FWIW, I dislike programming in C for multiple reasons. One of them is how it handles unicode. Another is the difficulty of implementing "class instance variables". (Class variables are easy, though. You just have one "class" per file, and static variables are equivalent of class variables.) I also prefer to have a good garbage collector. I dislike using pointers to reference structures. (In C++ I prefer to pass references as parameters rather than pointers to structs.) Etc. Of the languages that I'm familiar with, D is my preferred language, but it's missing a lot of library support, so I often use Python. Vala would be an excellent choice, if it coudl ever get it's documentation even to a beta level. (Do note that valac, the Vala compiler, has an option to allow you to generate C code.)
Not clear. The current computers aren't being used at nearly their optimum.
E.g., imagine an application that would take a program written for a virtual machine, and compile it to native code, and then optimize that code. If that seems unreasonable, you should not that LISP was originally an interpreter, and it was originally believed that it couldn't be compiled. Now almost all LISP implementations are compilers. (I have no idea how good they are at optimizing.)

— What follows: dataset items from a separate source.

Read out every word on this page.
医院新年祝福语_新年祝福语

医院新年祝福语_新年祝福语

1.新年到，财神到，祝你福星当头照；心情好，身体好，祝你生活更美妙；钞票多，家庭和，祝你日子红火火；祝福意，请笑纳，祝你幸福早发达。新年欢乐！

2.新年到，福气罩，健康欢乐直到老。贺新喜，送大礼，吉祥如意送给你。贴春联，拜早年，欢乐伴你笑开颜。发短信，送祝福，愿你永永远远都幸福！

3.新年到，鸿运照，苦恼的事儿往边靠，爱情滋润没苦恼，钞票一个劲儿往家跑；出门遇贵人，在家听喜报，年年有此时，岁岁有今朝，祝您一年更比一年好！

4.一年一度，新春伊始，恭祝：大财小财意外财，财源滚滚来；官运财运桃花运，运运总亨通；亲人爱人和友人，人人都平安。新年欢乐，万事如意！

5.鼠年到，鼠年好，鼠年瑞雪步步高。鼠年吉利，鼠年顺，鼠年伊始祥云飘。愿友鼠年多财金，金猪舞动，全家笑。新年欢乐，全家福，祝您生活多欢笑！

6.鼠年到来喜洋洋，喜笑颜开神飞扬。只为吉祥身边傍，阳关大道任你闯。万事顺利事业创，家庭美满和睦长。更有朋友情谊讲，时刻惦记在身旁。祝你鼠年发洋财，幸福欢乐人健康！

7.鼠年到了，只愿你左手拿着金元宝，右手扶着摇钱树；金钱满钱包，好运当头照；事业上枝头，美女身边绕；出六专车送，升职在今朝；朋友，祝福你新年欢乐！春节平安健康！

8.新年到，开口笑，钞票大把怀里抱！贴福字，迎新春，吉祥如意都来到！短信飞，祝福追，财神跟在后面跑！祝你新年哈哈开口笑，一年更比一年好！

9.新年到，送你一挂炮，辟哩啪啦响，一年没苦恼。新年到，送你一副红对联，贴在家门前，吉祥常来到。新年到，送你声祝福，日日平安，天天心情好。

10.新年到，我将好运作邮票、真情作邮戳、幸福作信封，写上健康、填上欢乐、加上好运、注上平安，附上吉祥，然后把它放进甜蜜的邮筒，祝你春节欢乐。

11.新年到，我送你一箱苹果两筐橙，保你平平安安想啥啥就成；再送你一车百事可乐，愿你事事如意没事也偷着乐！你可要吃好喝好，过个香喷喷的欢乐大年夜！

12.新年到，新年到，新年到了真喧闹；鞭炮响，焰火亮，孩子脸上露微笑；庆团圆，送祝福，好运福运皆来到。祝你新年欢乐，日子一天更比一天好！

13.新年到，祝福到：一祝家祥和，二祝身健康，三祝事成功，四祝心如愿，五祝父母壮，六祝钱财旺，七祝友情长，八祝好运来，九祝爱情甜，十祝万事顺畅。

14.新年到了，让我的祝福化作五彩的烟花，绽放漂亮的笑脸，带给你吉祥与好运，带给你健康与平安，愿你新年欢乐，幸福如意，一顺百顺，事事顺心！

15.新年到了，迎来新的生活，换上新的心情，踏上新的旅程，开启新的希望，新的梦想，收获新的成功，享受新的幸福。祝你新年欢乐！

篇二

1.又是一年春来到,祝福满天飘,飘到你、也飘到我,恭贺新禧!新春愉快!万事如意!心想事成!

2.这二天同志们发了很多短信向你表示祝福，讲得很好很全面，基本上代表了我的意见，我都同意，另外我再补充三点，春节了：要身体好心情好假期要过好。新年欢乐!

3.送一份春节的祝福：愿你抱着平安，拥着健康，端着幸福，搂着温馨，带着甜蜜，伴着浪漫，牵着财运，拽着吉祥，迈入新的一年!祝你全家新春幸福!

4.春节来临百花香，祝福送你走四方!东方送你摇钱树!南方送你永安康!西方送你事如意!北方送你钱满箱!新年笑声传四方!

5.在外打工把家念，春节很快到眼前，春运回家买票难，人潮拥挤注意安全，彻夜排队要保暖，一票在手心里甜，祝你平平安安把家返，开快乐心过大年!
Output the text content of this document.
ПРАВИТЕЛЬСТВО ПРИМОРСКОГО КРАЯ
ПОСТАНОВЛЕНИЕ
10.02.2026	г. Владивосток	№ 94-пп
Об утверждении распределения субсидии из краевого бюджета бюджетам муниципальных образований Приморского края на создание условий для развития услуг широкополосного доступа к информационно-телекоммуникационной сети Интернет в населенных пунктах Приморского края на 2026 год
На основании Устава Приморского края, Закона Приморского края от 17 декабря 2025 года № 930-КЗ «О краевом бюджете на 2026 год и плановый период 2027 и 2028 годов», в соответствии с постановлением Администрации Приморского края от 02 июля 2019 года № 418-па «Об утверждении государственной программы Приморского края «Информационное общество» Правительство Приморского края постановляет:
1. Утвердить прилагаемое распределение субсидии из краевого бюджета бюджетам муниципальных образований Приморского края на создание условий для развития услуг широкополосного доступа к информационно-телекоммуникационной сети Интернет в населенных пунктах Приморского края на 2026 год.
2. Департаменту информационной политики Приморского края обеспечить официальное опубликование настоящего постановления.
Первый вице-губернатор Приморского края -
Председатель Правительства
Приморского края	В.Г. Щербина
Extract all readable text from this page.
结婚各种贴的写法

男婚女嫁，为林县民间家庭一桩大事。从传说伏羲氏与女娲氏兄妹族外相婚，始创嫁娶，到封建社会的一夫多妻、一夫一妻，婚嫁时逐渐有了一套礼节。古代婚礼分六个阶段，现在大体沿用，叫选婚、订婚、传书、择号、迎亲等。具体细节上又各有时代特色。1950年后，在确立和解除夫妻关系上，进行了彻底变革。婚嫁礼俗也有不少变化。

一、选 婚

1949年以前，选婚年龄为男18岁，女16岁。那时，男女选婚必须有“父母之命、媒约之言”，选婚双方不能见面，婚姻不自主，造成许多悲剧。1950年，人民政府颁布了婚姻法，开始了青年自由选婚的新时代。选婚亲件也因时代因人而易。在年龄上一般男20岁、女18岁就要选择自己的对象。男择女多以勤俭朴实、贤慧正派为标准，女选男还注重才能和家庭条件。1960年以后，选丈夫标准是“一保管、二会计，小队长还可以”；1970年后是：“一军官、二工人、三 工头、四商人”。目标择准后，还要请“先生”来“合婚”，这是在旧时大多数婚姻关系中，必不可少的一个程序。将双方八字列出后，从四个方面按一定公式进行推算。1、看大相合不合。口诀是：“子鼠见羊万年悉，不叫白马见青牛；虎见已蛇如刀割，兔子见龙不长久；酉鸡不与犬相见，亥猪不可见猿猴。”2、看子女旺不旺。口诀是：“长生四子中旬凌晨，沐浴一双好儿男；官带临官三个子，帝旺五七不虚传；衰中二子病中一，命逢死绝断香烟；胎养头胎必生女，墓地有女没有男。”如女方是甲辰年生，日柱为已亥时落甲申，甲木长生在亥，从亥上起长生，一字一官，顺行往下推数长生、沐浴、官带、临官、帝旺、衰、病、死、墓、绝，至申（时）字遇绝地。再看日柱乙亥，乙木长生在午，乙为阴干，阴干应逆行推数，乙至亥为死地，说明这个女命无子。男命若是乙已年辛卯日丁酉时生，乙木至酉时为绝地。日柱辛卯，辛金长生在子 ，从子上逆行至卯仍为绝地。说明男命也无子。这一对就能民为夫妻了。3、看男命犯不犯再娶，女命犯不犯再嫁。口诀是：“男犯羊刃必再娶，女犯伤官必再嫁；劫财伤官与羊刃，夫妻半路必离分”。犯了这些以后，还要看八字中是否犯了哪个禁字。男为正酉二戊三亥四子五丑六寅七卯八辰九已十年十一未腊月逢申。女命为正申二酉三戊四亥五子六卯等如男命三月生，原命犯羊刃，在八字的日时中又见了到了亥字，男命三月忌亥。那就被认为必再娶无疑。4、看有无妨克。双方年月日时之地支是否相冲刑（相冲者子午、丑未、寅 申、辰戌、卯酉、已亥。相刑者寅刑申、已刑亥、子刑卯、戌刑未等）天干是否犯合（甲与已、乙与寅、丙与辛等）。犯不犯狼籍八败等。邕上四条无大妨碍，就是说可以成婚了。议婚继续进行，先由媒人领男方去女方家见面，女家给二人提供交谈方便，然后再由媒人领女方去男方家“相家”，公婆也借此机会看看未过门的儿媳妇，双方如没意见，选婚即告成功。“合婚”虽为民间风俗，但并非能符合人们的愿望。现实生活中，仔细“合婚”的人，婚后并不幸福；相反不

Please note: For the purpose of this post I'm presuming that CPU/GPU development is frozen at it's current level, and that only software continues to develop. That is obviously false. But my estimate is that computers are used in a way that averages less than 50% of optimal. (This is, again obviously, a Wild Ass Guess. But I don't think you can do any better right now. And my secondary guess is that it's more likely to be too high than too low.)
Not really. This same kind of article pops up whenever a change in technologies starts to become appropriate. I.e., what we have installed now can't make the new stuff, and it's too expensive to build a new factory.
It's not that there isn't some validity to it's points, either. It's just that it's a short term perspective. The curve is bumpy, has been bumpy, and will continue to be bumpy. Sometimes it changes faster than Moore's law predicts, sometimes slower. The average is about right (though if I recall correctly, it's been adjusted in the past to speed it up).
It's also true that EVENTUALLY Moore's law (and it's associates) must end. When is an unanswerable question, though one can be fairly sure it will be before atomic level gates. (The noise level would be too high. You need to bring it down by dealing with multiple atoms. N.B.: This noise level has been a problem since at least the days of vacuum tubes. I'm not sure it was a major problem with gear driven calculators.)